Thibaut Nguyen : Cette année, les trendsetters interrogés tendent à vouloir mettre fin à l’idée d’un monde chaotique, incertain et paradoxal, en retraçant des frontières simples entre Bien et Mal, Vrai et Faux. Des figures caricaturales comme Donald Trump, Vladimir Poutine, Bachar Al-Assad deviennent des incarnations désignées de ce qu’il faut combattre (intolérance, autoritarisme, mensonge, violence…). Inversement, l’heure est aux leaders ou aux figures qui portent un certain optimisme fait de « compromis positifs et de valorisation d’une société où l’on peut « en même temps » œuvrer pour les gens et réussir (Emmanuel Macron, Sheryl Sandberg, Justin Trudeau…). Cet optimisme un peu forcé mais compréhensible s’appuie aussi sur des signes positivés comme la reprise de la croissance, les avancées technologiques et scientifiques. Plus profondément, cette édition marque peut-être l’avènement d’une nouvelle utopie alors que jusqu’ici les grandes utopies s’écroulaient les unes après les autres. La science et la technologie semblent investies d’un pouvoir quasi religieux de « sauver le monde », de renouer avec le progrès, de remettre le monde en mouvement et de refaire de la croissance économique.  Un nouveau « rêve américain »…
 
Pouvez-vous nous expliquer les trois tendances qui nous attendent : « de jolies choses », « sphères indiverselles » et « voyageurs de l’ailleurs » ?
 
TN : « De Jolies Choses » regroupent les pratiques des trendsetters tournées vers « faire le bien, le bon, le beau » : il peut s’agir de plébisciter l’art et la création, de danser, d’être un défenseur actif des minorités… « Sphère Indiverselles » est la traduction de leur comportement permanent de synthèse : allier l’universel à l’individualisme, exprimer son unicité tout en restant dans un idéal assez traditionnel, se déconnecter tout en restant très connectés… mais aussi, cela traduit l’idée de protection, de vivre dans des microcosmes assez privilégiés qui se ressemblent étrangement entre eux.

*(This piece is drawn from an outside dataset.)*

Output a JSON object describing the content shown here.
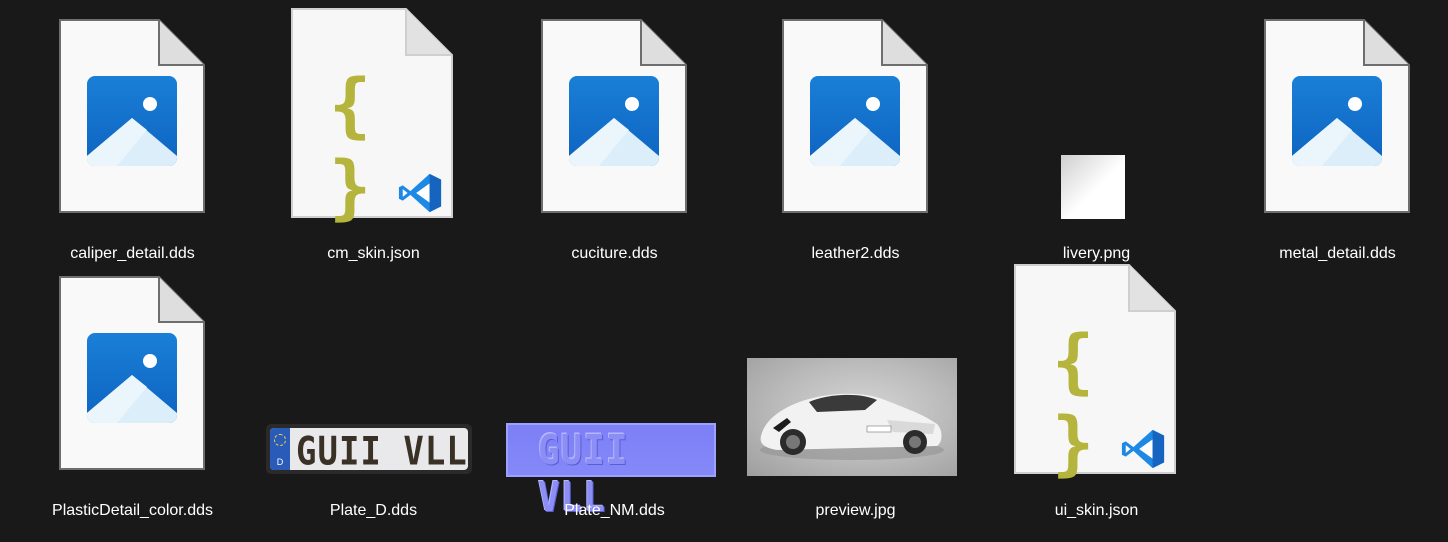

Enfin « Voyageurs de l’Ailleur »s est pour nous une vraie contre-tendance, qui s’exprime très faiblement mais néanmoins clairement dans chaque pays, et prolonge davantage l’édition de l’année dernière : perception chaotique et négative du monde, forte recherche d’une autre façon d’avancer, quête existentielle, envie d’ailleurs très forte. Nous la mentionnons car il nous semble qu’elle pourrait revenir, en cas « d’arrêt d’optimisme » ou de crise majeure mondiale.
 
Comment expliquez- vous ce « I am what I do » ?
 
TN : Il est la conséquence logique de l’état d’esprit des trendsetters, dans cette volonté de changer le monde simplement et positivement : comme dans les films américains « chacun est libre de changer son passé : il suffit d’une bonne action pour devenir quelqu’un de bien ». Ne nous enfermons pas dans un passé lourd et handicapant, faisons du nouveau et ainsi soyons nouveaux ! Il répond aussi à la montée du pouvoir donné par la technologie : faire plus, voir plus, agir plus vite : aujourd’hui je peux être davantage tout, il faut saisir cette chance. Il fait enfin écho à la promesse du big data qui est de connaître les gens via leur actes… en oubliant dangereusement de prendre en compte leurs intentions.
 
Avez-vous des exemples précis et concrets d’application à ce jour de cette tendance ?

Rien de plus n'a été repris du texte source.